II Edición
Curso 2005 - 2006
El cierzo del atardecer
José Luis Herrero, 14 años
Colegio San Agustín (Madrid)
Mi familia, por parte materna, es de Pradoluengo, un pueblo pequeño en el que sus habitantes viven como una gran familia, preocupándose los unos de los otros sin esperar nada a cambio. Allí tenemos una pequeña finca de forma escalonada por hallarse en una ladera. Esta dividida en tres escalones.
En el primero se encuentra la puerta que da acceso a una pradera rodeada de árboles muy frondosos. En las partes bajas de los troncos hay zarzales que producen moras al final de la estación estival, entremezclados con hierbajos y odiosas ortigas revestidas de finísimos pelos que, al rozarlos, te producen sarpullidos en la piel. También hay árboles frutales: manzanos, perales, ciruelos y cerezos.
En el segundo escalón, una caseta nos sirve para guardar las herramientas (azadas, guantes, rastrillos y mi preferido: el roba peras). La alegría de mi abuela en verano consiste en ver la caseta rebosante de fruta.
El tercer escalón es donde menos estamos, por varios factores: está arriba de la finca y subir hasta allí cansa mucho; además, apenas hay árboles, porque se han ido muriendo después de más de cien años desde que fueron plantados, si bien ahora hemos puesto cinco pinos que, esperemos, no nos los aplasten las vacas.
Como alguien dijo, todo lo bueno tiene su parte mala.

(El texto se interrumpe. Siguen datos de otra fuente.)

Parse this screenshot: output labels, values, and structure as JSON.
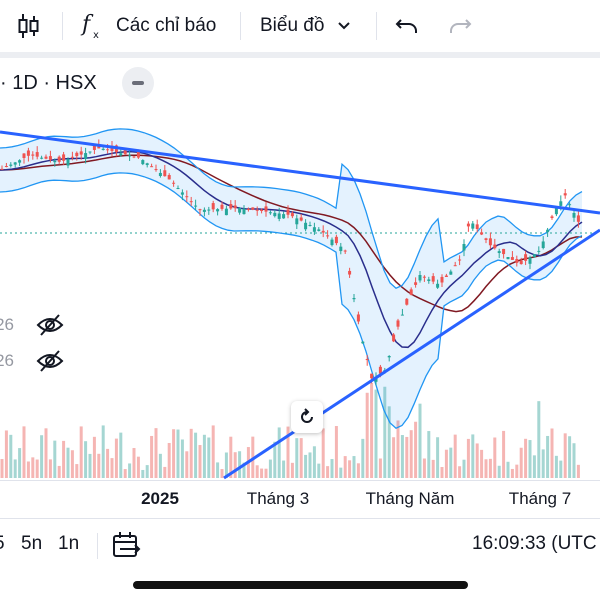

En la finca escalonada ocurre igual. ¿ Y cuál es la parte mala?. Pues los portillos que construye la gente para entrar y llevarse algo de fruta. Pero, si quieren que les diga la verdad, no me importa, porque a mí la finquita me produce grandes satisfacciones, como construir una pequeña cabaña de palos y paja que sacamos al segar la mies, o la huerta con unos pocos surcos que aré hace ya unos cuantos veranos, donde sembré patatas, lechugas y cebollas.
En el pueblo respiro aire puro, sin contaminación y me siento libre. Libre como el cierzo del atardecer.